Mr Istifanus Musa, the Permanent Secretary, Ministry of Communications, says there is need for ideal policy framework to boost internet governance.
He made the call during the 2019 Nigeria DigitalSense forum on Internet Governance for Development (IG4d) and Nigeria IPv6 roundtable on Thursday in Lagos.
Represented by Olufemi Olufeko, the Director, e-Government in the ministry, Musa said that an ideal framework would provide for an enabling, rather than a restrictive environment to foster dynamic, efficient and flexible interconnection to networks.
According to him, the framework should encompass broad areas of expansion of infrastructure, skills development, and entrepreneurship.
He added that “the policy should open up governance structures around the internet to a multi-stakeholder approach (Public, Private, and Citizenry).
“The internet will only be fully adopted, and its benefits universally shared, when there is compelling locally made policy available.
“Furthermore, there is clear need to develop human capacity and open up governance structure around the internet to a multi-stakeholder approach.

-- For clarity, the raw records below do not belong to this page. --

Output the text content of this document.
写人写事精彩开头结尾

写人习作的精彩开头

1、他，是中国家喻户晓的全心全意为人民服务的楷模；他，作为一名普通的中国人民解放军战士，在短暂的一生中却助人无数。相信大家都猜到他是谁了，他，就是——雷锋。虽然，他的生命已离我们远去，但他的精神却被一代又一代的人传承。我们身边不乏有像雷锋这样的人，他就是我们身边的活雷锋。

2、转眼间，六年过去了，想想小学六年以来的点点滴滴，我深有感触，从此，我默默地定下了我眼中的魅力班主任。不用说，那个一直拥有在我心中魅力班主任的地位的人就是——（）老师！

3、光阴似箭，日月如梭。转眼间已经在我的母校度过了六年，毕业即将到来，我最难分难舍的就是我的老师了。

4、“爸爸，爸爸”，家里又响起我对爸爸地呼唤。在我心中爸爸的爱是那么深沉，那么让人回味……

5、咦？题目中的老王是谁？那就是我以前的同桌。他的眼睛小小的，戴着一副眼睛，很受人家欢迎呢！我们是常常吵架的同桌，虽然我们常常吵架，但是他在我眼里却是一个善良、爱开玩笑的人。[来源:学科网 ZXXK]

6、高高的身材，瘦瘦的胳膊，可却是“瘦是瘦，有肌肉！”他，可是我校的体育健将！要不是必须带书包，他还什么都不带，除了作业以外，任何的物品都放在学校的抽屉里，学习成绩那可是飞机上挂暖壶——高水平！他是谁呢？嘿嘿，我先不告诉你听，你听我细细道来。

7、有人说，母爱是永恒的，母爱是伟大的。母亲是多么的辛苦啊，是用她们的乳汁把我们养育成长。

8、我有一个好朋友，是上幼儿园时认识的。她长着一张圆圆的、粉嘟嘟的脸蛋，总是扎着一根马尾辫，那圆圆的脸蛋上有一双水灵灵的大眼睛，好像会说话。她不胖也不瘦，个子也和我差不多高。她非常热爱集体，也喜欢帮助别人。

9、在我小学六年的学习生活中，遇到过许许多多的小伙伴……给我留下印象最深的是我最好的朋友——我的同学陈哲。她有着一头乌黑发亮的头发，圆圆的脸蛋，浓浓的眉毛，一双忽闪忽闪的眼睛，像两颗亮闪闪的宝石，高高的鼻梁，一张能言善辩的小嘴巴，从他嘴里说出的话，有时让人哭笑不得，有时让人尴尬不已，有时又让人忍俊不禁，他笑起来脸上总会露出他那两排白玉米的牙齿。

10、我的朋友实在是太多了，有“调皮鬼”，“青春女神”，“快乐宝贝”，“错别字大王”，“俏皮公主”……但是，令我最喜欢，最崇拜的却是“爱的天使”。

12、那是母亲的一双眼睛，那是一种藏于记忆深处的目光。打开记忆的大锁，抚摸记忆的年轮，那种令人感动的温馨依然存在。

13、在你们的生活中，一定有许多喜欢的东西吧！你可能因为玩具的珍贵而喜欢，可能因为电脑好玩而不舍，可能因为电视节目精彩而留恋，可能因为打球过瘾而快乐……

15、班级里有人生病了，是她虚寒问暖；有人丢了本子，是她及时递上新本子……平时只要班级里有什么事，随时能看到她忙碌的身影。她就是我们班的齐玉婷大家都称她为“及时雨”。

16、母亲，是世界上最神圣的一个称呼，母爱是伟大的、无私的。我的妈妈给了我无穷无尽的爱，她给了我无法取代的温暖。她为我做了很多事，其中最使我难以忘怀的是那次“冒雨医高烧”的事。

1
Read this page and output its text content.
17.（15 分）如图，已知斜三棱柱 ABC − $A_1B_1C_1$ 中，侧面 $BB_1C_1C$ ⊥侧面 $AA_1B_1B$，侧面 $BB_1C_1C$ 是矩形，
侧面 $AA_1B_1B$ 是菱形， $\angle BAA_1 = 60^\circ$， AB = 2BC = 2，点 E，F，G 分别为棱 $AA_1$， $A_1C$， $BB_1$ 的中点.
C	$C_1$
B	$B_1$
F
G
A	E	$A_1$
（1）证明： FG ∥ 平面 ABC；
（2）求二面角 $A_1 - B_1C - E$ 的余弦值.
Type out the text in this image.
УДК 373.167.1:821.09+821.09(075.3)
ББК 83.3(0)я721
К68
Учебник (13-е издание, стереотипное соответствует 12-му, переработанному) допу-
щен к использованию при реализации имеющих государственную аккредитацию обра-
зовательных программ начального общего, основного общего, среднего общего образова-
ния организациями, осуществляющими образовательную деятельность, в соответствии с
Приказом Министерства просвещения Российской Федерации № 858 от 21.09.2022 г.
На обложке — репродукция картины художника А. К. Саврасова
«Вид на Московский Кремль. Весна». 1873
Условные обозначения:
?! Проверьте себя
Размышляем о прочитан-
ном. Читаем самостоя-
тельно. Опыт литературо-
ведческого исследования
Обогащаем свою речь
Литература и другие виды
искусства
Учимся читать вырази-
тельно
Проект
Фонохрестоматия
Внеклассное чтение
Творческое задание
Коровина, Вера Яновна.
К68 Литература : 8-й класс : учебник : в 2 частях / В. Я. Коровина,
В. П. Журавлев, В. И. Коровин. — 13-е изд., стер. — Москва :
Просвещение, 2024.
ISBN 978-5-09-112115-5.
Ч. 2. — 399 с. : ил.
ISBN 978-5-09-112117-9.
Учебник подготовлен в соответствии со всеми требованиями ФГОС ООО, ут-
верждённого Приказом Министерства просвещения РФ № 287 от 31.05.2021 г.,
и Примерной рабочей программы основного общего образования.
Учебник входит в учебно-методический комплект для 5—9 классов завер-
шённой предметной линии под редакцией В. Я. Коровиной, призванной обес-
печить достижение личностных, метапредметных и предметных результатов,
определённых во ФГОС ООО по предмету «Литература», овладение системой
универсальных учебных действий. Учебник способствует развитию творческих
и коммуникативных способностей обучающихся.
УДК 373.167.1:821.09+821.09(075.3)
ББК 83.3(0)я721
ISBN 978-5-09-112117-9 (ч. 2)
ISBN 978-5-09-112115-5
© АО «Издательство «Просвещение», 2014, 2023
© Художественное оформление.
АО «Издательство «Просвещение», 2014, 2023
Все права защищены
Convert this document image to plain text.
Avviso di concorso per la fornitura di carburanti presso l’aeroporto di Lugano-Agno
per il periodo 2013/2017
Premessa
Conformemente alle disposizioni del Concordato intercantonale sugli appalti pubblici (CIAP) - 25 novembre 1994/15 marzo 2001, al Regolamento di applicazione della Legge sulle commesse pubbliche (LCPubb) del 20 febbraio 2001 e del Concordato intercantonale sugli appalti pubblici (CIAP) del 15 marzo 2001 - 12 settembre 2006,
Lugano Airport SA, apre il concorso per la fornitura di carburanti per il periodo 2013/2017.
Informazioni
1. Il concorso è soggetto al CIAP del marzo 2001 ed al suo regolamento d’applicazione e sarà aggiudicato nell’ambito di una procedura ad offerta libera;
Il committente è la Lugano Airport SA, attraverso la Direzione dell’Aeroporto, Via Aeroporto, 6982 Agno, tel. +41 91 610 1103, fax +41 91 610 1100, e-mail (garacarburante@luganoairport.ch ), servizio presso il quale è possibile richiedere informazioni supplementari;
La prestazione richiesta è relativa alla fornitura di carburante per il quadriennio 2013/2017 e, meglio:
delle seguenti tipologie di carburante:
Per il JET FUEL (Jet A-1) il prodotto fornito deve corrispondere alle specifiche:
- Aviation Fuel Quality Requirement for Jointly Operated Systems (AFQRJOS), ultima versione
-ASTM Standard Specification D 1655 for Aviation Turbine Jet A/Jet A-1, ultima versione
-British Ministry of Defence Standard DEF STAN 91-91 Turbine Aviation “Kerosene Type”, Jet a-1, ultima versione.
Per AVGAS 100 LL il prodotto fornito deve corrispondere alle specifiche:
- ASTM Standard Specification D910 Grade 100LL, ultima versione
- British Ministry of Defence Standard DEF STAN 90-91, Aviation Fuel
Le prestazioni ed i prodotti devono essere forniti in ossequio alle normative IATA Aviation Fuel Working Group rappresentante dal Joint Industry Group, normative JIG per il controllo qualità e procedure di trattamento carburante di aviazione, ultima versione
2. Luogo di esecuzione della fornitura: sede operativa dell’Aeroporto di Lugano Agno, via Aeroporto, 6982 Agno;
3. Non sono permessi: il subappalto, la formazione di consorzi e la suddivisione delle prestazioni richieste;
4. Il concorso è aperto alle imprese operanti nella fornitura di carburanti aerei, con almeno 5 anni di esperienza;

“Ministry of Communications is focused on lifting the lives of Nigerians through provision of affordable ICT solutions and promulgation of enabling policies to help ICT industry to grow.”
Musa said that the internet and other technological advancements were presently modifying the way people all over the world lived, which in turn contributed to the world economy, changing at an unprecedented pace.
He said that this change was being used by countries to drive rapid economic development.
According to him, the success of the internet depends on reliable, efficient and cost-effective interconnections among networks.
He said “access to ICT tools will enable and accelerate development in key areas of life, therefore internet should be for everyone, everywhere.
“There is need for ideal policy framework which provides for an enabling, rather than a restrictive environment, to foster dynamic, efficient and flexible interconnection to networks.
“The policy principles should focus on expansion and investment in both access (network) infrastructure and content infrastructure.
“It should promote transparent and affordable licensing procedures, fair price on ”Right of Way”, and flexible technology upgrade.
“It should also ensure policies are technology neutral and flexible enough to encourage new ways of delivering access.”
The permanent secretary said that the policy should seek the introduction of IT engineering in school curriculum, establishment of innovation hubs and facilitate local innovation and entrepreneurship.
He said that supportive government policy should focus on improving governance principles and rules that would promote widespread availability and online usage.
He noted that the policy should promote a collaborative security approach to increase broad trust in the internet.
According to him, there should be data protection laws to ensure privacy for sensitive data that underpin new financial, health and other services using personal data.
Representative of the organiser of the forum, Nkem Nweke, said that the event was created 10 years ago for Nigerian internet stakeholders to raise and address germane issues concerning the ICT sector.
Nweke, who is the Executive Director, DigitalSense African Media, said that the programme focused on computing and internet governance-related issues such as access, security, openness, and privacy.
She said that the forum was aimed at advancing Nigeria in the ever-rapidly advancing phenomenon of global ICT.
She added that building an inclusive digital economy and society required the development of human and institutional capacity.